Nearly a month into this year’s Proms and the debate about clapping between movements has reached nigh on fever pitch, and is showing no sign of subsiding.
Rather like Brexit, there’s no middle ground in this debate: opinions are thoroughly polarised into two camps – those who don’t object to applause between movements and those who do.
This habit of applause between movements seems largely confined to Prom concerts: you’d never get it at the sacred shoebox of the Wigmore Hall, for example. Some would point to the fact that the Wigmore audience is “better educated”, or “more intelligent”, or “well behaved”. This implies that the Proms audience is ignorant, badly behaved, or just plain rude.
In a way, Prom concerts are not like other classical music concerts in the UK. Originally conceived by Robert Newman and Henry Wood to introduce classical music to a wider audience, the atmosphere at the Proms tends to be rather more relaxed, though often no less reverential, and the audience demographic far broader. The Proms attracts the classical music newbie and the committed classical music geek, who goes to every single concert in the season, and in between there’s a whole host of other people who enjoy the Proms experience. The etiquette is less rigid at the Proms – it’s much more “come as you are and enjoy yourself”, but in spite of this, the issue of applause remains a tricky one.
The custom of not applauding between movements of a symphony or concerto or other multi-movement work developed during the latter part of the nineteenth century. Both Mendelssohn and Schumann made attempts to prevent audiences from applauding between movements. Mendelssohn asked that his ‘Scottish’ Symphony, premiered in 1842, should be played without a break to avoid “the usual lengthy interruptions” and Schumann took charge of the matter in a similar way in his piano and cello concerti as well as his Fourth Symphony, but it was Richard Wagner who really instigated the custom as we know it today during the premiere of his opera ‘Parsifal’. By the turn of the twentieth century the concert hall had become the hallowed place it is today, and the conductor Leopold Stokowski even went so far as to suggest clapping be banned altogether lest it interrupt the “divinity” of a performance (there’s the reverence thing again….). This view persists today, particularly amongst the most trenchant anti-clapping faction of concert-goers.
The curious thing is that this attitude would have been totally alien to Mozart or Beethoven, Brahms or Grieg. In an earlier age, concerts were noisy affairs, the music played to the accompaniment of people talking and laughing, eating and drinking, and wandering in and out of the venue (indeed, at early Prom concerts, patrons were requested “not to strike matches” during quiet passages in the music). Applause was given freely and spontaneously, indicating appreciation and enthusiasm for the performers and the music. There was numerous applause during the premiere of Grieg’s piano concerto, while Brahms concluded his first piano concerto was a flop because there was so little audience response (except for the hissing, that is….). Today the pauses between movements are often filled with the sound of guttural throat-clearing or noisy unwrapping of cough sweets (far more intrusive in my opinion than the sound of clapping), and applause is reserved for the end of the work being performed. In the last 100 years, we have settled into this relatively recent habit of remaining silent during a performance, but maybe it is time for these habits to be reviewed and “modernised” a little?
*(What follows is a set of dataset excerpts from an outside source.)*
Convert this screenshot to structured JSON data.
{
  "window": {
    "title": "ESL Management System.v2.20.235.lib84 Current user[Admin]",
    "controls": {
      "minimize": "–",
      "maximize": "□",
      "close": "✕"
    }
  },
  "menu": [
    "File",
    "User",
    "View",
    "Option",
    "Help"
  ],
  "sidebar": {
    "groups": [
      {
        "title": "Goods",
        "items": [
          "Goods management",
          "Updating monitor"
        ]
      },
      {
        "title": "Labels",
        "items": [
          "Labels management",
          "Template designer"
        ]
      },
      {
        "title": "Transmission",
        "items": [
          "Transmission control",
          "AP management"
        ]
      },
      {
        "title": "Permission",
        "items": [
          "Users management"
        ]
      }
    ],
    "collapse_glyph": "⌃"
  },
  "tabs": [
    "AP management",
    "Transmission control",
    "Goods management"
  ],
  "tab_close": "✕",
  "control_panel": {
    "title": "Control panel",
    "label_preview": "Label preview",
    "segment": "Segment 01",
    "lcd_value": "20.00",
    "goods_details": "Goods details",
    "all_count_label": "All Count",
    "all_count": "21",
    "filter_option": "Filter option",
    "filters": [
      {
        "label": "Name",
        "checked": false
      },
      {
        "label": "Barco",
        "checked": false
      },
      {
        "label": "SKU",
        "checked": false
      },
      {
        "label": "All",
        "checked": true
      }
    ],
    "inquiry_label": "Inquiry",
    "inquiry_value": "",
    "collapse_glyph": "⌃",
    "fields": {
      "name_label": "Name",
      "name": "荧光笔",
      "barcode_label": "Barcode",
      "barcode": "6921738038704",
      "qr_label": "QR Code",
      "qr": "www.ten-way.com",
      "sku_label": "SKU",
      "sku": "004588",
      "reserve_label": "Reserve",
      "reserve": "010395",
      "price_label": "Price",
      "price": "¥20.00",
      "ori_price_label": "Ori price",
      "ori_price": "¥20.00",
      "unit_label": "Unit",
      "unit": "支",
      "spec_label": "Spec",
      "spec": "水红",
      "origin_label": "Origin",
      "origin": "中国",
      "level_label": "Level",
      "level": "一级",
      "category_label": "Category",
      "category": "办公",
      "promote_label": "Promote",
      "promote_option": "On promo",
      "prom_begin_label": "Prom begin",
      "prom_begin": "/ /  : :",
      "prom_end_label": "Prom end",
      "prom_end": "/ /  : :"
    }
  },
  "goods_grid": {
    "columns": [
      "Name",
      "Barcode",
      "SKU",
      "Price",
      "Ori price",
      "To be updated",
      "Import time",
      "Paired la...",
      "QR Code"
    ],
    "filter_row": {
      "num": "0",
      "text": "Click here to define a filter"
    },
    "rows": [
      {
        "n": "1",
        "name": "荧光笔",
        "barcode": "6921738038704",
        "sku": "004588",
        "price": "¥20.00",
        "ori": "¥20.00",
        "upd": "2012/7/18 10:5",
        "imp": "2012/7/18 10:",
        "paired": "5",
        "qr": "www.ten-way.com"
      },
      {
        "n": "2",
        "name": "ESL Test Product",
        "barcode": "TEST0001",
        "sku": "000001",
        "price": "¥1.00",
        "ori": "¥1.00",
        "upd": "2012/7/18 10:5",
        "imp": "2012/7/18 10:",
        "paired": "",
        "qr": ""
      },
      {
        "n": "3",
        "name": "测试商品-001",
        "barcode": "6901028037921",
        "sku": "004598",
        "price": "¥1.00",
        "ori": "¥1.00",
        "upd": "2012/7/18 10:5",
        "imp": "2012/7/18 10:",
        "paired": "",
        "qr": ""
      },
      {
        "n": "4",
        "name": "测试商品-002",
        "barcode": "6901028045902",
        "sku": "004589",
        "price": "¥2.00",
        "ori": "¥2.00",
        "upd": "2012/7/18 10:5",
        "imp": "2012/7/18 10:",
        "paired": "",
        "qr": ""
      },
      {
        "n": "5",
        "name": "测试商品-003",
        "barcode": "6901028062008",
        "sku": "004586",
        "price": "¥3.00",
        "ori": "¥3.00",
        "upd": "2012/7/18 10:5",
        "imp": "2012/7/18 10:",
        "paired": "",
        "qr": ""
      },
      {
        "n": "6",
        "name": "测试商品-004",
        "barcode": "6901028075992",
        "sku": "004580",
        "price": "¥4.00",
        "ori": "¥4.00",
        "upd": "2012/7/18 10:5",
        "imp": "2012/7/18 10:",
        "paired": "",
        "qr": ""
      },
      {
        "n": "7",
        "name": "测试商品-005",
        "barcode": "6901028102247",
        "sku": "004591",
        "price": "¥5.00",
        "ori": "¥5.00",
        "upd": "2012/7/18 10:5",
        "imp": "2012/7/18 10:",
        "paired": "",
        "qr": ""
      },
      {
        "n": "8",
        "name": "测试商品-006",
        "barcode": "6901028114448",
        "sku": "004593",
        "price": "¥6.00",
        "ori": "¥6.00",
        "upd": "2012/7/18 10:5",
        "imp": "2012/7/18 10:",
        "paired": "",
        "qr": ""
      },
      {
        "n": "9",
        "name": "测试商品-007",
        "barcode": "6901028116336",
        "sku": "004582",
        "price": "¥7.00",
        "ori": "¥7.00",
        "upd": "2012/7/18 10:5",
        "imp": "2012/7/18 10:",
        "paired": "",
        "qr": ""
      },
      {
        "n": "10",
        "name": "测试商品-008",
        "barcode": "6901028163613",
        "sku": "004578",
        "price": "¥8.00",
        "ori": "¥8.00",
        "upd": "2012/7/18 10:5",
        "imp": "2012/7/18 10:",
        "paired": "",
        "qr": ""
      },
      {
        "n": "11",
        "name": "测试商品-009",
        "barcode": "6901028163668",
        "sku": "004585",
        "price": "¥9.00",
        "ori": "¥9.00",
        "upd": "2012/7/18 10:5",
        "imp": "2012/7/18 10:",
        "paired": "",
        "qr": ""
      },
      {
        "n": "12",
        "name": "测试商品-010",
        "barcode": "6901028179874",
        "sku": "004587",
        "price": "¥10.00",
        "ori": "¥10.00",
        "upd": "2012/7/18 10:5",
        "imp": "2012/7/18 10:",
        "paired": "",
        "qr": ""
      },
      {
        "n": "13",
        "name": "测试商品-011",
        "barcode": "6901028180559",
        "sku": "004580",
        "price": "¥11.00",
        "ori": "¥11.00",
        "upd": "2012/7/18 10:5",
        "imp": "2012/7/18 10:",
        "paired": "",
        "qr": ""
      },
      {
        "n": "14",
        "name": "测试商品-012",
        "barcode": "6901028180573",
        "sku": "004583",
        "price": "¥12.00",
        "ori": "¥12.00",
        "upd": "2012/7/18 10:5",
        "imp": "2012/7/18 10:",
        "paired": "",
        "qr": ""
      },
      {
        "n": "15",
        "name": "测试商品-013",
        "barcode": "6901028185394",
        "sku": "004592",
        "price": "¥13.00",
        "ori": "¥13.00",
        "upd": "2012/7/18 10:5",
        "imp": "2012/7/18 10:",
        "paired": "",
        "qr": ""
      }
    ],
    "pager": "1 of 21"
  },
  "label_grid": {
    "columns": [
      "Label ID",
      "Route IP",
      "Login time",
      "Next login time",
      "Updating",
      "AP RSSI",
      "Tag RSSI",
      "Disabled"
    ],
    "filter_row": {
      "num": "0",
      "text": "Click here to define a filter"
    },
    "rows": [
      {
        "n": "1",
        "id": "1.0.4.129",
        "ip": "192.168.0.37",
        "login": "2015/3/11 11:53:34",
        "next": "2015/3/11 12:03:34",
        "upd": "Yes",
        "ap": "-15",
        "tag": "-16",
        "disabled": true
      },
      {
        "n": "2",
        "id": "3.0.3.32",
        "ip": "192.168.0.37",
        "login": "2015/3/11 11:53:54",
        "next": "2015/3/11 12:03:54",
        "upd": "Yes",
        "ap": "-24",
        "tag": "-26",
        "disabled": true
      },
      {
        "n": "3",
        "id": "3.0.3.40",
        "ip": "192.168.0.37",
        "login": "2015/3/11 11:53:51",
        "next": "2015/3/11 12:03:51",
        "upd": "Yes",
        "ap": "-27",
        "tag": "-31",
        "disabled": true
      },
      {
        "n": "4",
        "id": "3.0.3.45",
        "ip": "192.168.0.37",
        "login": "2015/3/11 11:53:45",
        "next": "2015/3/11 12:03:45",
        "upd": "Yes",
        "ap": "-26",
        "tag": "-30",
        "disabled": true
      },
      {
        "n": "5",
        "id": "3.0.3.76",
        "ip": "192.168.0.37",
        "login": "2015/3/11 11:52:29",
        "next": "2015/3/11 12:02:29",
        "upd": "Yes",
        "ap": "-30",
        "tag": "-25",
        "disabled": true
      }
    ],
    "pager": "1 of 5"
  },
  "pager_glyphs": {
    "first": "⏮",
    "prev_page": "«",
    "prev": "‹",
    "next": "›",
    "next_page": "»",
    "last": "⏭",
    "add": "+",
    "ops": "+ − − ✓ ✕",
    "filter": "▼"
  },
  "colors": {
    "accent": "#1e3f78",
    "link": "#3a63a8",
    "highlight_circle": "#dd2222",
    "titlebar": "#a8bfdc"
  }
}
Personally, I don’t have an issue with applause between movements. At the Proms I regard it as a sign of spontaneous appreciation and a sense that people feel relaxed in the atmosphere of the Royal Albert Hall. I don’t join in myself, nor do I squirm inwardly while thinking “blooming ignorant oafs!”. I’d never mention applause between movements in a review I’d written of a concert and I certainly wouldn’t describe the offenders as “selfish”, “ignorant” or a “Saturday-night tourist crowd”.
“this selfish group never left any of the silences alone”
“Encouraging this plays into the Classic FM-isation of music”
Sadly, such snobby attitudes towards those who applaud between movements only serves to reinforce the long-held and now very firmly entrenched notion that classical music is elitist and accessible to the few, not the many. And to link such people with a classical music radio station other than hallowed BBC Radio 3 is, in my opinion, offensive and patronising.
As an aside, it is interesting to note that Classic FM enjoys an audience amongst the under-35 age group of c1.2m (figures as at August 2017), and I like to think that these listeners also attend the Proms. After all, we’re supposed to be encouraging a younger audience to engage with classical music. Reminding them of the stuffy snobbish “etiquette” exercised by some at such concerts is not helping attract new audiences: many classical music ingenues (my husband included) have strong pre-conceived ideas about the habits and rituals surrounding classical music, the most frequently-mentioned being “I wouldn’t know when to clap”.
So please stop sneering at the clappers and consider instead of how to allow people to enjoy classical music in ways which make them feel comfortable, excited, engaged and eager to return for more.
I will end with a quote from David Pickard, Director of the BBC Proms, on the subject of applause between movements:
“I think that it is a wonderful sign of excitement and respect from the audience.”